Scientists previously thought that the roof of the tyrannosaurus rex's skull had two large holes known as dorsotemporal fenestra that were filled with muscles to help the dinosaurs with jaw movements.
Alligators, Crocodiles, And The T. Rex Have Large Holes In Their Skull
Casey Holliday, a professor of anatomy at the University of Missouri School of Medicine, and colleagues, however, have found evidence that offers new insights into the T.rex's head.
In their study published in The Anatomical Record on July 1, the researchers examined alligators using thermal imaging, which translates heat into visible light. Like the T.rex, alligators, and crocodiles also have holes on the roof of their skulls.
The head of an alligator's body is dependent on the environment. The researchers noticed that when it was cooler and the animals were trying to warm up, thermal imaging showed big hot spots in the holes in the alligators' skull, which indicate a rise in temperature.
Later in the day when it was warmer, the researchers observed that the holes appeared dark as if they were turned off to keep the animals cool.
Holiday and colleagues then matched the thermal imaging data from the dinosaurs with those of the T.rex fossils, to see how the two holes evolved overtime.
The study revealed that the holes on the roof of the T.rex skulls were filled with blood vessels, challenging earlier hypotheses about the anatomy of the prehistoric predator's head.
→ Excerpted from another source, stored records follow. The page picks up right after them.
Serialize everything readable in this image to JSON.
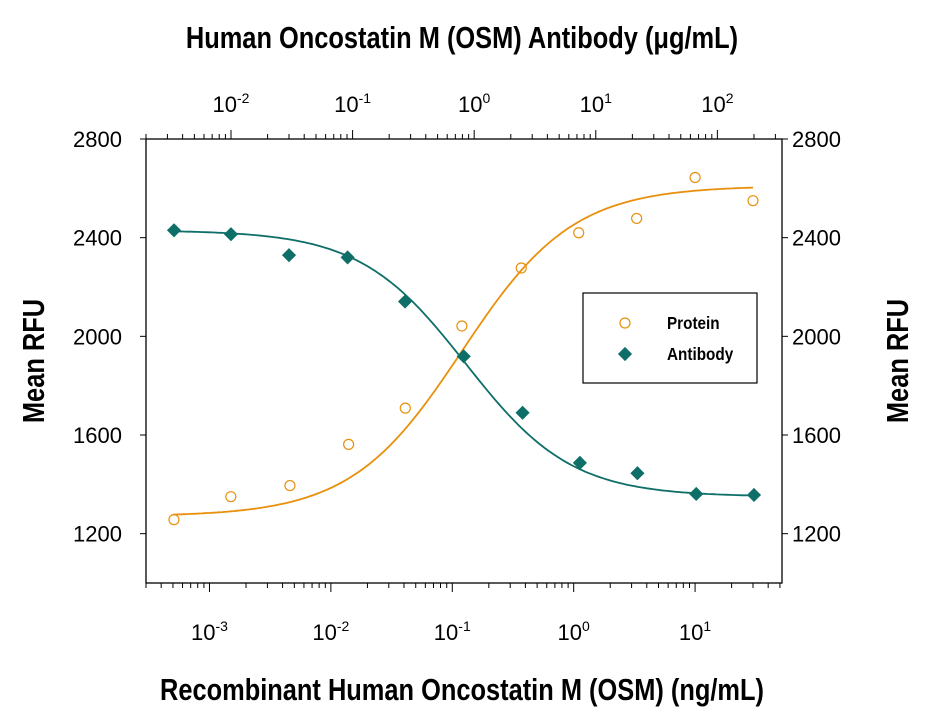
{
  "chart_data": {
    "type": "scatter",
    "top_title": "Human Oncostatin M (OSM) Antibody (μg/mL)",
    "xlabel": "Recombinant Human Oncostatin M (OSM) (ng/mL)",
    "ylabel": "Mean RFU",
    "ylabel_right": "Mean RFU",
    "xscale": "log",
    "xlim": [
      0.0003,
      52
    ],
    "x_top_lim": [
      0.002,
      340
    ],
    "ylim": [
      1000,
      2800
    ],
    "yticks": [
      1200,
      1600,
      2000,
      2400,
      2800
    ],
    "xticks_bottom": [
      {
        "base": "10",
        "exp": "-3",
        "value": 0.001
      },
      {
        "base": "10",
        "exp": "-2",
        "value": 0.01
      },
      {
        "base": "10",
        "exp": "-1",
        "value": 0.1
      },
      {
        "base": "10",
        "exp": "0",
        "value": 1
      },
      {
        "base": "10",
        "exp": "1",
        "value": 10
      }
    ],
    "xticks_top": [
      {
        "base": "10",
        "exp": "-2",
        "value": 0.01
      },
      {
        "base": "10",
        "exp": "-1",
        "value": 0.1
      },
      {
        "base": "10",
        "exp": "0",
        "value": 1
      },
      {
        "base": "10",
        "exp": "1",
        "value": 10
      },
      {
        "base": "10",
        "exp": "2",
        "value": 100
      }
    ],
    "grid": false,
    "legend_position": "center-right",
    "series": [
      {
        "name": "Protein",
        "axis": "bottom",
        "marker": "open-circle",
        "color": "#E8900C",
        "x": [
          0.00051,
          0.0015,
          0.0046,
          0.014,
          0.041,
          0.12,
          0.37,
          1.1,
          3.3,
          10,
          30
        ],
        "y": [
          1257,
          1350,
          1395,
          1562,
          1709,
          2042,
          2277,
          2420,
          2478,
          2644,
          2550
        ]
      },
      {
        "name": "Antibody",
        "axis": "top",
        "marker": "filled-diamond",
        "color": "#0E6E68",
        "x": [
          0.0034,
          0.01,
          0.03,
          0.091,
          0.27,
          0.82,
          2.5,
          7.4,
          22,
          67,
          200
        ],
        "y": [
          2430,
          2414,
          2329,
          2320,
          2141,
          1919,
          1690,
          1487,
          1445,
          1361,
          1357
        ]
      }
    ]
  }
}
"Relevant anatomical features argue for rejection of the default hypothesis-that the fossa was muscular-due to a complete lack of osteological correlates reflective of muscle attachment. The most‐supported inference of soft tissues is that the frontoparietal fossa contained a large vascular structure and adipose tissue," the researchers wrote in their study.
Built-in Airconditioner To Keep T.Rex Dinosaurs Cool
Holiday explained that land predators like the T.rex would have needed the ability to shed heat because it generated a lot of body heat. A"thermal window" in their head would have helped. The special set of blood vessels in their skull could have acted as a way to regulate the temperature of their body and brain.
"Dinosaurs were likely more warm-blooded than we used to think, more like birds than lizards," Holliday told CNN. "Being warmish-blooded would let them not rely on environmental temperatures as much, like cold-blooded lizards, but also control their body temp through internal means."